Sunday, July 26, 2009

Bleeding Berries



They are here; a corporeal translation of sunshine. They drink it up and grow dark and fat to the point where they burst open and bleed their insides down the vines. I try to save them all, but then it is me who starts to bleed. Like blood brothers we stand in this thorny clubhouse sharing our secrets and then eating them up. I crush and mash and juice and jam these jewels in the scorching heat of summer, hoping that when I taste them again in the cold winter mornings I will feel this heat and the sun making me sweat.

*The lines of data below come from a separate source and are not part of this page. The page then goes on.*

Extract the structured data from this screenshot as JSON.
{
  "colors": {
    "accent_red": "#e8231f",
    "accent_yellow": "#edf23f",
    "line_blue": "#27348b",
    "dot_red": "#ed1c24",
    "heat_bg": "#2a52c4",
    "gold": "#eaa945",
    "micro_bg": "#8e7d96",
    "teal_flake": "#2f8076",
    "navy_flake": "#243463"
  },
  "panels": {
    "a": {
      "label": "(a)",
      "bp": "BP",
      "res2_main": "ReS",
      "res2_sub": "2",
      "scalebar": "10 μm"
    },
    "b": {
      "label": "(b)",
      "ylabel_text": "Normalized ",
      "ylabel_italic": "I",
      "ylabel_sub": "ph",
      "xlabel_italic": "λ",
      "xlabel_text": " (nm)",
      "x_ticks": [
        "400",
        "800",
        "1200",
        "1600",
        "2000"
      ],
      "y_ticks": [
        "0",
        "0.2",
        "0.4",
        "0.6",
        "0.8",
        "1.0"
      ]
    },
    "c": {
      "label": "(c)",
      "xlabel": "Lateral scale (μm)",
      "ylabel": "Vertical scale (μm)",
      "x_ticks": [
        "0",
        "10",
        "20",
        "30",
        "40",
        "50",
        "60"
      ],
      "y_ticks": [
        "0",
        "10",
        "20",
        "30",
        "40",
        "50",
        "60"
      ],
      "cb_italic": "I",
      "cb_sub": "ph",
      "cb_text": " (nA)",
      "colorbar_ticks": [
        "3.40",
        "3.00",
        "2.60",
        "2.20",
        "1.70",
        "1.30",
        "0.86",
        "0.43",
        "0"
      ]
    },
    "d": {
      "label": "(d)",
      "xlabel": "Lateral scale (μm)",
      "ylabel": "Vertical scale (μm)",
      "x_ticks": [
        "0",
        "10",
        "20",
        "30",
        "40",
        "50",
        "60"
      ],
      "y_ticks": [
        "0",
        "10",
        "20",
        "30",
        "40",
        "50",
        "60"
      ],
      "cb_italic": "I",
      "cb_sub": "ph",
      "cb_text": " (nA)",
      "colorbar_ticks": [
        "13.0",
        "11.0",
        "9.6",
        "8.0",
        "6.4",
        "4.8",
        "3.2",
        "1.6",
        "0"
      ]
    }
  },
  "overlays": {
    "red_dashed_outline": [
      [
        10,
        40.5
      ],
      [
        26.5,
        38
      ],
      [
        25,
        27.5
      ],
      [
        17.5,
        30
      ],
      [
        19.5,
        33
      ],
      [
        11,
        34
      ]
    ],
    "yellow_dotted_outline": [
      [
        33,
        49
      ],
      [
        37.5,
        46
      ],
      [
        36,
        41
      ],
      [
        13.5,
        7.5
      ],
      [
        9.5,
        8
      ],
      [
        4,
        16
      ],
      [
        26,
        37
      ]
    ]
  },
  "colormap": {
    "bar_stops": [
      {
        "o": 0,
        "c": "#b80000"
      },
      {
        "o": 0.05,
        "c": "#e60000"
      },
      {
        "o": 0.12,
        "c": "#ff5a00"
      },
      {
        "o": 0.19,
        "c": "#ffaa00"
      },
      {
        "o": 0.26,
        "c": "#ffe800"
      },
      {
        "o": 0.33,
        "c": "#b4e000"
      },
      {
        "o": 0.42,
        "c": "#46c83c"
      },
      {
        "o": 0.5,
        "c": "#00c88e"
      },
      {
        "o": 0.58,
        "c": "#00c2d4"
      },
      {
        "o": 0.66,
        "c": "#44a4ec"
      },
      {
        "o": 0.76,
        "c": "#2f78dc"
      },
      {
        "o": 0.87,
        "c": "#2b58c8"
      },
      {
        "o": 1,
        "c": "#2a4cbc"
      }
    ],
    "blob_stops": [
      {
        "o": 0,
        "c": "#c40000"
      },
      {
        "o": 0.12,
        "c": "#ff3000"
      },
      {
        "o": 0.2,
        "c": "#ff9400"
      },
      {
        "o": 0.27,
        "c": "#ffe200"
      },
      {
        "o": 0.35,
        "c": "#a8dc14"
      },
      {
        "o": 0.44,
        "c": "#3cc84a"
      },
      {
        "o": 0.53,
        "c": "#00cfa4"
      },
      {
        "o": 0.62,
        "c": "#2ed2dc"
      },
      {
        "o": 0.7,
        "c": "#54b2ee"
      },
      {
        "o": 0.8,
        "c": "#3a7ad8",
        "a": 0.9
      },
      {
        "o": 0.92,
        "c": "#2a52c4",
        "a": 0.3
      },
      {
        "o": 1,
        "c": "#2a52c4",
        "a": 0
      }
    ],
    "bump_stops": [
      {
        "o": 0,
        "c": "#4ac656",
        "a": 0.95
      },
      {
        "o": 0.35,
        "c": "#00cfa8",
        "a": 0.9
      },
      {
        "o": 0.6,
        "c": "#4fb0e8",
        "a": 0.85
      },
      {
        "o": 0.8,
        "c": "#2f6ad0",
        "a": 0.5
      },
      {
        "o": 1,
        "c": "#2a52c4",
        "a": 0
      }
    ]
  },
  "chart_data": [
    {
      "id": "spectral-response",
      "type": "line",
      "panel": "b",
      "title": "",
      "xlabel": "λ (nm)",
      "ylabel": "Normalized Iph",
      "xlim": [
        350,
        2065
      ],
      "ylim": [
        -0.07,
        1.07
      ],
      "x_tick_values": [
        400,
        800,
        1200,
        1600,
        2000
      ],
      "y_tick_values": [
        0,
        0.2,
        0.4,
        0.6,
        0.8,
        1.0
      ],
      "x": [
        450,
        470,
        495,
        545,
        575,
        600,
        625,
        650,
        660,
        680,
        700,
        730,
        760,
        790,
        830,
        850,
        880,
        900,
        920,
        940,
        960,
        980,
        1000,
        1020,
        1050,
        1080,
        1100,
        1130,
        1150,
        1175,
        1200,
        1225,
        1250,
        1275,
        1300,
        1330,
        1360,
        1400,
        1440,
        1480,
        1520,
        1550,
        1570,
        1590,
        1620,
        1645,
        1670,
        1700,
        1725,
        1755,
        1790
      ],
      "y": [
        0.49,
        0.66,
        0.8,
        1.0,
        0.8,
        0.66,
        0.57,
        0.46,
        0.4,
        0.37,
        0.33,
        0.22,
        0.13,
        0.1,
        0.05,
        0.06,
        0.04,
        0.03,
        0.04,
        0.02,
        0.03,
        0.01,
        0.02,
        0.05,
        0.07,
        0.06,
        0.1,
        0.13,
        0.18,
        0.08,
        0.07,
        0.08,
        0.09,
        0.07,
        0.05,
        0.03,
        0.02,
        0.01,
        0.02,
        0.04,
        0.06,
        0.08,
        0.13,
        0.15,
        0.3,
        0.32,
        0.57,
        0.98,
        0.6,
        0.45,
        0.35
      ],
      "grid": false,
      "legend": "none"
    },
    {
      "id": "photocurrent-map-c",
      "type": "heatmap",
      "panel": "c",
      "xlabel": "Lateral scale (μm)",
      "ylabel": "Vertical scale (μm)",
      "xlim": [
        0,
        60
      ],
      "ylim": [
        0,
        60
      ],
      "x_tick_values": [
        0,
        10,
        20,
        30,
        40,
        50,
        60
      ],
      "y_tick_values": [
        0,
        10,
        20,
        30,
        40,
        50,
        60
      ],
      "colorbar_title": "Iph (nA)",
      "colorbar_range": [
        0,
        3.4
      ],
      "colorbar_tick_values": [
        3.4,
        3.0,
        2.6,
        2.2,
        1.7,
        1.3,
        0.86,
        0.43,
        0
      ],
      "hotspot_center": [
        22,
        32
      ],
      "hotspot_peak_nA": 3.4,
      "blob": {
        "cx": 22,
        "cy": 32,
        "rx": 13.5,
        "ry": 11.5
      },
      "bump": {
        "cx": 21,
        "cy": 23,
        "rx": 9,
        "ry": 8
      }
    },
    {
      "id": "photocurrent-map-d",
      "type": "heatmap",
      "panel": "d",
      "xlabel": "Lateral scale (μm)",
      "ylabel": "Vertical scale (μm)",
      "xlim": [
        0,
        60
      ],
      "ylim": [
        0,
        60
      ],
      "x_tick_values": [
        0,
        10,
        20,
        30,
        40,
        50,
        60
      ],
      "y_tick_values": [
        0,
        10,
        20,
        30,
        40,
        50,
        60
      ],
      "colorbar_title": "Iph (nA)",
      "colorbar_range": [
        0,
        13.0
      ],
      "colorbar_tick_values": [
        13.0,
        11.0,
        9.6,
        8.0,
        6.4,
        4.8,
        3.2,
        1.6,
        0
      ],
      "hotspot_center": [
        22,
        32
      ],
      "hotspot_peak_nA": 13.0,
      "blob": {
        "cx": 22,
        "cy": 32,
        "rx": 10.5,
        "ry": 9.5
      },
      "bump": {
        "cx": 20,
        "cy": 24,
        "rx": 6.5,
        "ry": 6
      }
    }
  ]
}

The logans are the first to come ripe. They are big, matte, burgundy berries that carry a luxurious reputation around here. People clamor to buy up our supply, and I get excited about the new positive cash flow. Next come our ever bearing raspberries that we just let Gus and Freja have at and fill their bellies whenever they are in the garden, call it keeping the natives happy. Next come the Cascadeberries, my favorite tasting berry, but also my toughest berry to pick and sell. Each berry is like a jewel, black, shiny, multifaceted, and thorny as hell. They have this tiny window of ripeness, pick them too soon and they are tart tart tart, as a friend said: "only a true berry lover would dare eat these", pick them too late and they melt in your hand Macbeth style. These berries do not look as glamorous as the logans or as familiar as the raspberries, and maybe part of why I like them so much is their underdog status. I love the look on peoples' faces once they have tasted a perfectly ripe berry, preferably still warm from the sun. They marvel at the complexity of the taste, the way the memory of the berry lingers well after it is gone. I get terribly defensive when people turn down buying the cascades and opt instead for the familiar, the predictable. But when I do find someone willing to step up and taste, buy, and come back for more cascades I find they are the kind of people I love to be around.
We seek out reflections of ourselves in friendship. It is easy to find the sweetness, conviviality, and classic good traits in a friend. But you know that someone really loves you when they risk the thorns and embrace you completely. I love what we are growing and making here on our little farm. I love our friends old and new. And I love berries.